Well that is sorta what we do, in class we go through the form in a matter of minutes so the teacher has time to see what us students are doing but we are encouraged to do it at home in  long slow sets


----------



## ed-swckf (Sep 26, 2004)

spatulahunter said:
			
		

> Well that is sorta what we do, in class we go through the form in a matter of minutes so the teacher has time to see what us students are doing but we are encouraged to do it at home in long slow sets


good stuff, yeah we will do the form at club speed for the most part but then once in a while out of the blus will come a long session on form so  if you haven't been training at home you will really suffer in class.


----------



## brothershaw (Oct 31, 2004)

I would say you should probably spend 30% of the amount of time spent on chi sau on sparring. Chi sau is great, and a great exercise but on the odd chance you wind up in a fight it will be closer to sparring than to chi sau unless you get lucky and fight another wing chun guy who wants to settle it with chi sau, lol. 
  Seriusly though in a fight someone will come at you with speed and energy more similiar to a sparring situation so a good amount of time should be devoted to it.


----------



## Flash25 (Oct 31, 2004)

Keep in mind the purpose of both training methods.

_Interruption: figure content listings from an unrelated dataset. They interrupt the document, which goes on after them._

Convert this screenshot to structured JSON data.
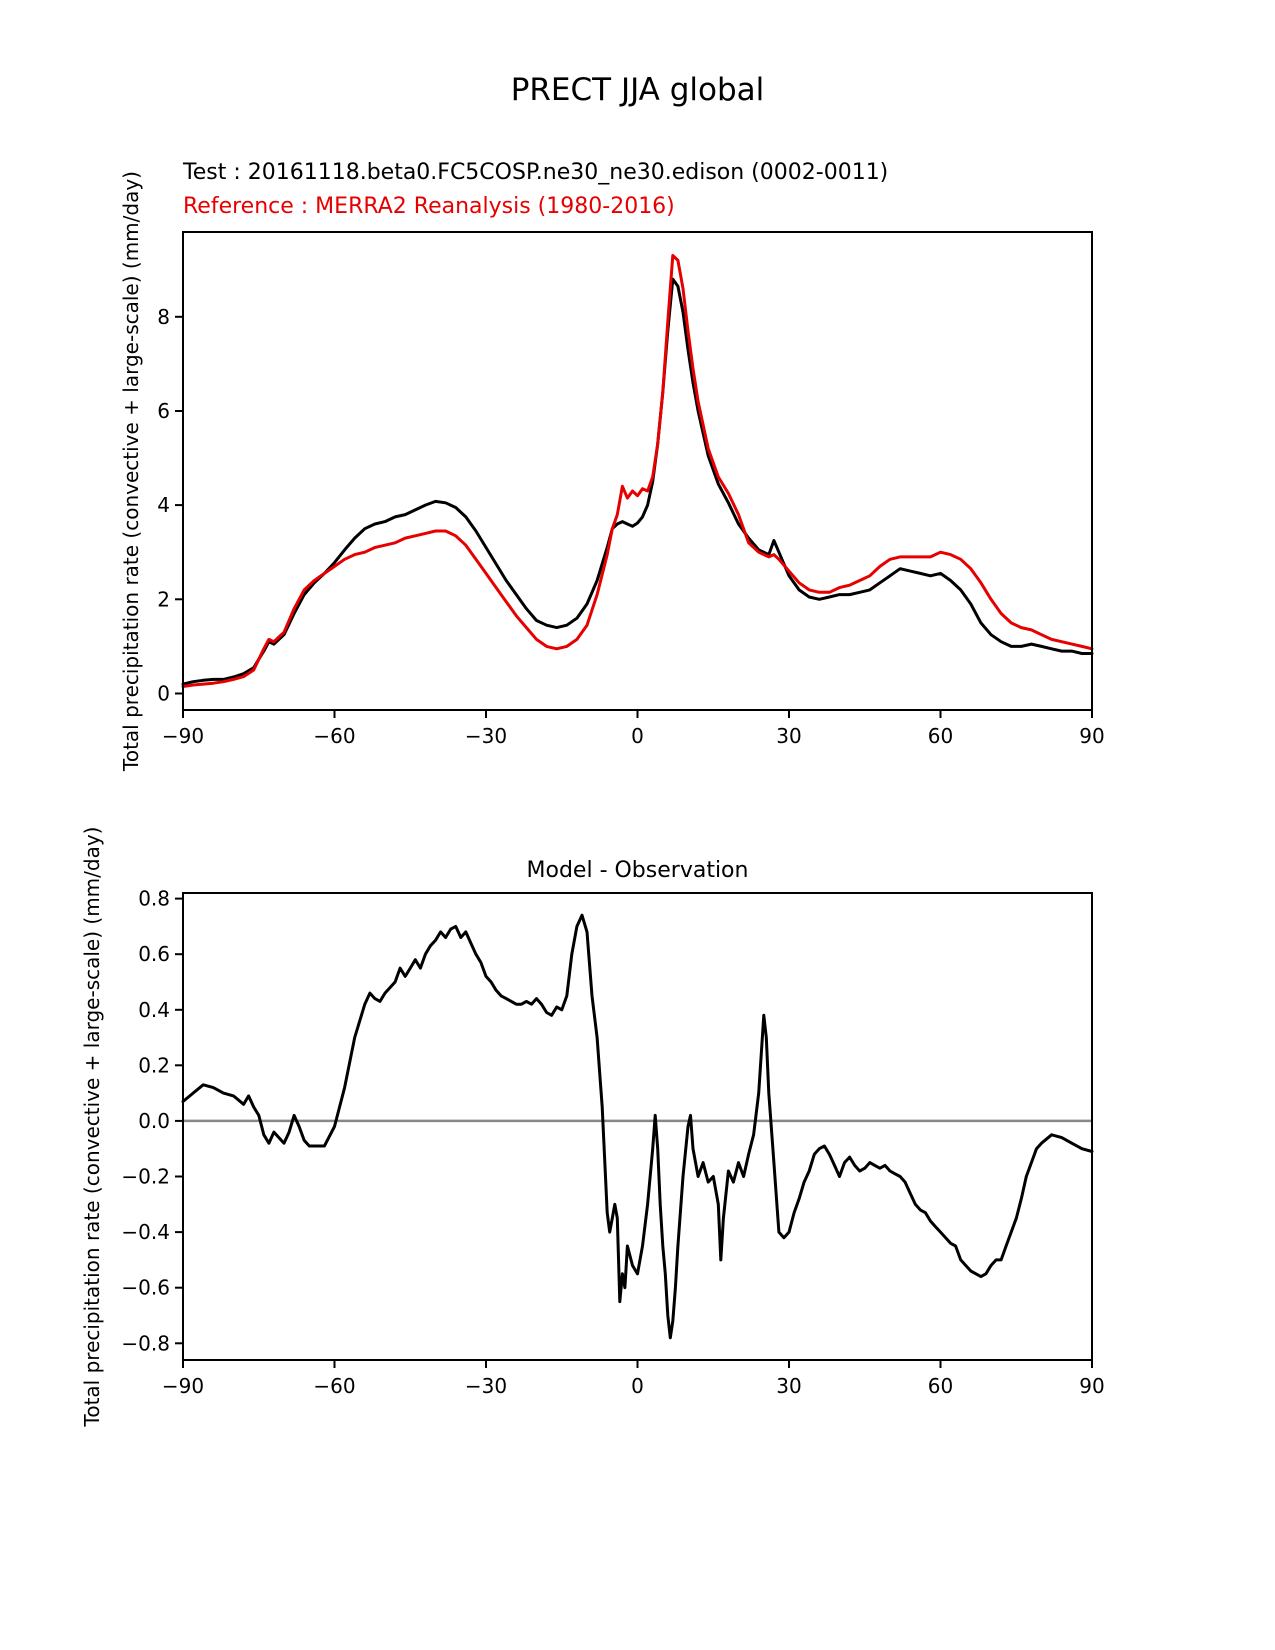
{
  "page_title": "PRECT JJA global",
  "colors": {
    "test": "#000000",
    "reference": "#e60000",
    "zero_line": "#888888",
    "axis": "#000000"
  },
  "chart_data": [
    {
      "type": "line",
      "title": "",
      "annotations": [
        "Test : 20161118.beta0.FC5COSP.ne30_ne30.edison (0002-0011)",
        "Reference : MERRA2 Reanalysis (1980-2016)"
      ],
      "xlabel": "",
      "ylabel": "Total precipitation rate (convective + large-scale) (mm/day)",
      "xlim": [
        -90,
        90
      ],
      "ylim": [
        -0.35,
        9.8
      ],
      "grid": false,
      "legend_position": "above-left",
      "xticks": {
        "values": [
          -90,
          -60,
          -30,
          0,
          30,
          60,
          90
        ],
        "labels": [
          "−90",
          "−60",
          "−30",
          "0",
          "30",
          "60",
          "90"
        ]
      },
      "yticks": {
        "values": [
          0,
          2,
          4,
          6,
          8
        ],
        "labels": [
          "0",
          "2",
          "4",
          "6",
          "8"
        ]
      },
      "zero_line": false,
      "zero_line_color": "#888888",
      "series": [
        {
          "name": "Test : 20161118.beta0.FC5COSP.ne30_ne30.edison (0002-0011)",
          "color": "#000000",
          "x": [
            -90,
            -88,
            -86,
            -84,
            -82,
            -80,
            -78,
            -76,
            -74,
            -73,
            -72,
            -71,
            -70,
            -68,
            -66,
            -64,
            -62,
            -60,
            -58,
            -56,
            -54,
            -52,
            -50,
            -48,
            -46,
            -44,
            -42,
            -40,
            -38,
            -36,
            -34,
            -32,
            -30,
            -28,
            -26,
            -24,
            -22,
            -20,
            -18,
            -16,
            -14,
            -12,
            -10,
            -8,
            -6,
            -5,
            -4,
            -3,
            -2,
            -1,
            0,
            1,
            2,
            3,
            4,
            5,
            6,
            7,
            8,
            9,
            10,
            11,
            12,
            14,
            16,
            18,
            20,
            22,
            24,
            26,
            27,
            28,
            30,
            32,
            34,
            36,
            38,
            40,
            42,
            44,
            46,
            48,
            50,
            52,
            54,
            56,
            58,
            60,
            62,
            64,
            66,
            68,
            70,
            72,
            74,
            76,
            78,
            80,
            82,
            84,
            86,
            88,
            90
          ],
          "y": [
            0.2,
            0.25,
            0.28,
            0.3,
            0.3,
            0.35,
            0.42,
            0.55,
            0.9,
            1.1,
            1.05,
            1.15,
            1.25,
            1.7,
            2.1,
            2.35,
            2.55,
            2.78,
            3.05,
            3.3,
            3.5,
            3.6,
            3.65,
            3.75,
            3.8,
            3.9,
            4.0,
            4.08,
            4.05,
            3.95,
            3.75,
            3.45,
            3.1,
            2.75,
            2.4,
            2.1,
            1.8,
            1.55,
            1.45,
            1.4,
            1.45,
            1.6,
            1.9,
            2.4,
            3.1,
            3.5,
            3.6,
            3.65,
            3.6,
            3.55,
            3.62,
            3.75,
            4.0,
            4.5,
            5.3,
            6.4,
            7.7,
            8.8,
            8.65,
            8.1,
            7.3,
            6.6,
            6.0,
            5.05,
            4.45,
            4.05,
            3.6,
            3.3,
            3.05,
            2.95,
            3.25,
            3.0,
            2.5,
            2.2,
            2.05,
            2.0,
            2.05,
            2.1,
            2.1,
            2.15,
            2.2,
            2.35,
            2.5,
            2.65,
            2.6,
            2.55,
            2.5,
            2.55,
            2.4,
            2.2,
            1.9,
            1.5,
            1.25,
            1.1,
            1.0,
            1.0,
            1.05,
            1.0,
            0.95,
            0.9,
            0.9,
            0.85,
            0.85
          ]
        },
        {
          "name": "Reference : MERRA2 Reanalysis (1980-2016)",
          "color": "#e60000",
          "x": [
            -90,
            -88,
            -86,
            -84,
            -82,
            -80,
            -78,
            -76,
            -74,
            -73,
            -72,
            -71,
            -70,
            -68,
            -66,
            -64,
            -62,
            -60,
            -58,
            -56,
            -54,
            -52,
            -50,
            -48,
            -46,
            -44,
            -42,
            -40,
            -38,
            -36,
            -34,
            -32,
            -30,
            -28,
            -26,
            -24,
            -22,
            -20,
            -18,
            -16,
            -14,
            -12,
            -10,
            -8,
            -6,
            -5,
            -4,
            -3,
            -2,
            -1,
            0,
            1,
            2,
            3,
            4,
            5,
            6,
            7,
            8,
            9,
            10,
            11,
            12,
            14,
            16,
            18,
            20,
            22,
            24,
            26,
            27,
            28,
            30,
            32,
            34,
            36,
            38,
            40,
            42,
            44,
            46,
            48,
            50,
            52,
            54,
            56,
            58,
            60,
            62,
            64,
            66,
            68,
            70,
            72,
            74,
            76,
            78,
            80,
            82,
            84,
            86,
            88,
            90
          ],
          "y": [
            0.15,
            0.18,
            0.2,
            0.22,
            0.25,
            0.3,
            0.36,
            0.5,
            0.95,
            1.15,
            1.1,
            1.2,
            1.3,
            1.8,
            2.2,
            2.4,
            2.55,
            2.7,
            2.85,
            2.95,
            3.0,
            3.1,
            3.15,
            3.2,
            3.3,
            3.35,
            3.4,
            3.45,
            3.45,
            3.35,
            3.15,
            2.85,
            2.55,
            2.25,
            1.95,
            1.65,
            1.4,
            1.15,
            1.0,
            0.95,
            1.0,
            1.15,
            1.45,
            2.1,
            2.95,
            3.5,
            3.8,
            4.4,
            4.15,
            4.3,
            4.2,
            4.35,
            4.3,
            4.6,
            5.3,
            6.4,
            7.9,
            9.3,
            9.2,
            8.6,
            7.7,
            6.9,
            6.2,
            5.2,
            4.6,
            4.25,
            3.8,
            3.2,
            3.0,
            2.9,
            2.95,
            2.85,
            2.6,
            2.35,
            2.2,
            2.15,
            2.15,
            2.25,
            2.3,
            2.4,
            2.5,
            2.7,
            2.85,
            2.9,
            2.9,
            2.9,
            2.9,
            3.0,
            2.95,
            2.85,
            2.65,
            2.35,
            2.0,
            1.7,
            1.5,
            1.4,
            1.35,
            1.25,
            1.15,
            1.1,
            1.05,
            1.0,
            0.95
          ]
        }
      ]
    },
    {
      "type": "line",
      "title": "Model - Observation",
      "annotations": [],
      "xlabel": "",
      "ylabel": "Total precipitation rate (convective + large-scale) (mm/day)",
      "xlim": [
        -90,
        90
      ],
      "ylim": [
        -0.86,
        0.82
      ],
      "grid": false,
      "legend_position": "none",
      "xticks": {
        "values": [
          -90,
          -60,
          -30,
          0,
          30,
          60,
          90
        ],
        "labels": [
          "−90",
          "−60",
          "−30",
          "0",
          "30",
          "60",
          "90"
        ]
      },
      "yticks": {
        "values": [
          -0.8,
          -0.6,
          -0.4,
          -0.2,
          0.0,
          0.2,
          0.4,
          0.6,
          0.8
        ],
        "labels": [
          "−0.8",
          "−0.6",
          "−0.4",
          "−0.2",
          "0.0",
          "0.2",
          "0.4",
          "0.6",
          "0.8"
        ]
      },
      "zero_line": true,
      "zero_line_color": "#888888",
      "series": [
        {
          "name": "Model - Observation",
          "color": "#000000",
          "x": [
            -90,
            -88,
            -86,
            -84,
            -82,
            -80,
            -78,
            -77,
            -76,
            -75,
            -74,
            -73,
            -72,
            -71,
            -70,
            -69,
            -68,
            -67,
            -66,
            -65,
            -64,
            -62,
            -60,
            -58,
            -56,
            -54,
            -53,
            -52,
            -51,
            -50,
            -48,
            -47,
            -46,
            -45,
            -44,
            -43,
            -42,
            -41,
            -40,
            -39,
            -38,
            -37,
            -36,
            -35,
            -34,
            -33,
            -32,
            -31,
            -30,
            -29,
            -28,
            -27,
            -26,
            -25,
            -24,
            -23,
            -22,
            -21,
            -20,
            -19,
            -18,
            -17,
            -16,
            -15,
            -14,
            -13,
            -12,
            -11,
            -10,
            -9,
            -8,
            -7,
            -6,
            -5.5,
            -5,
            -4.5,
            -4,
            -3.5,
            -3,
            -2.5,
            -2,
            -1,
            0,
            1,
            2,
            3,
            3.5,
            4,
            4.5,
            5,
            5.5,
            6,
            6.5,
            7,
            7.5,
            8,
            9,
            10,
            10.5,
            11,
            12,
            13,
            14,
            15,
            16,
            16.5,
            17,
            18,
            19,
            20,
            21,
            22,
            23,
            24,
            25,
            25.5,
            26,
            27,
            28,
            29,
            30,
            31,
            32,
            33,
            34,
            35,
            36,
            37,
            38,
            39,
            40,
            41,
            42,
            43,
            44,
            45,
            46,
            47,
            48,
            49,
            50,
            51,
            52,
            53,
            54,
            55,
            56,
            57,
            58,
            59,
            60,
            61,
            62,
            63,
            64,
            65,
            66,
            67,
            68,
            69,
            70,
            71,
            72,
            73,
            74,
            75,
            76,
            77,
            78,
            79,
            80,
            82,
            84,
            86,
            88,
            90
          ],
          "y": [
            0.07,
            0.1,
            0.13,
            0.12,
            0.1,
            0.09,
            0.06,
            0.09,
            0.05,
            0.02,
            -0.05,
            -0.08,
            -0.04,
            -0.06,
            -0.08,
            -0.04,
            0.02,
            -0.02,
            -0.07,
            -0.09,
            -0.09,
            -0.09,
            -0.02,
            0.12,
            0.3,
            0.42,
            0.46,
            0.44,
            0.43,
            0.46,
            0.5,
            0.55,
            0.52,
            0.55,
            0.58,
            0.55,
            0.6,
            0.63,
            0.65,
            0.68,
            0.66,
            0.69,
            0.7,
            0.66,
            0.68,
            0.64,
            0.6,
            0.57,
            0.52,
            0.5,
            0.47,
            0.45,
            0.44,
            0.43,
            0.42,
            0.42,
            0.43,
            0.42,
            0.44,
            0.42,
            0.39,
            0.38,
            0.41,
            0.4,
            0.45,
            0.6,
            0.7,
            0.74,
            0.68,
            0.45,
            0.3,
            0.05,
            -0.33,
            -0.4,
            -0.35,
            -0.3,
            -0.35,
            -0.65,
            -0.55,
            -0.6,
            -0.45,
            -0.52,
            -0.55,
            -0.45,
            -0.3,
            -0.1,
            0.02,
            -0.1,
            -0.3,
            -0.45,
            -0.55,
            -0.7,
            -0.78,
            -0.72,
            -0.6,
            -0.45,
            -0.2,
            -0.02,
            0.02,
            -0.1,
            -0.2,
            -0.15,
            -0.22,
            -0.2,
            -0.3,
            -0.5,
            -0.35,
            -0.18,
            -0.22,
            -0.15,
            -0.2,
            -0.12,
            -0.05,
            0.1,
            0.38,
            0.3,
            0.1,
            -0.15,
            -0.4,
            -0.42,
            -0.4,
            -0.33,
            -0.28,
            -0.22,
            -0.18,
            -0.12,
            -0.1,
            -0.09,
            -0.12,
            -0.16,
            -0.2,
            -0.15,
            -0.13,
            -0.16,
            -0.18,
            -0.17,
            -0.15,
            -0.16,
            -0.17,
            -0.16,
            -0.18,
            -0.19,
            -0.2,
            -0.22,
            -0.26,
            -0.3,
            -0.32,
            -0.33,
            -0.36,
            -0.38,
            -0.4,
            -0.42,
            -0.44,
            -0.45,
            -0.5,
            -0.52,
            -0.54,
            -0.55,
            -0.56,
            -0.55,
            -0.52,
            -0.5,
            -0.5,
            -0.45,
            -0.4,
            -0.35,
            -0.28,
            -0.2,
            -0.15,
            -0.1,
            -0.08,
            -0.05,
            -0.06,
            -0.08,
            -0.1,
            -0.11
          ]
        }
      ]
    }
  ]
}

Chi-sau helps you develop the feeling, and reactions necessary to apply all of your techniques. 

Sparring gets you used to the engagement. Your timing and ability to close the distance between you and your opponent, with control, are honed here.

To put it all in perspective, it takes hours and hours of chi-sau training just to prepare yourself for the split-second you and your opponent make contact. If you have trained your chi-sau correctly, you will react accordingly.

My advice would be to work on your chi-sau daily, or as often as possible, and spar a couple time a week to see exactly how well you can apply your chi-sau reactions in a practical setting.


----------



## Flash25 (Oct 31, 2004)

One note on the Biu-Tze. In Leung Ting Wing Tsun the Biu-Tze requires a lot of control, and should not be attempted unless you have trained chi-sau for a while and are quite competant. Also remember that this form was originally a bit of a secret form and contains some very deadly techniques, that is no joke. People have been known to get hurt because they tried to use a Biu-Tze technique and did not have the proper control.


----------



## Hung Fa Moose (Oct 31, 2004)

Spatula, 

What are your goals/motives for your Wing Chun training? The answer to this will help guide your practices more directly, providing you with some focus.


----------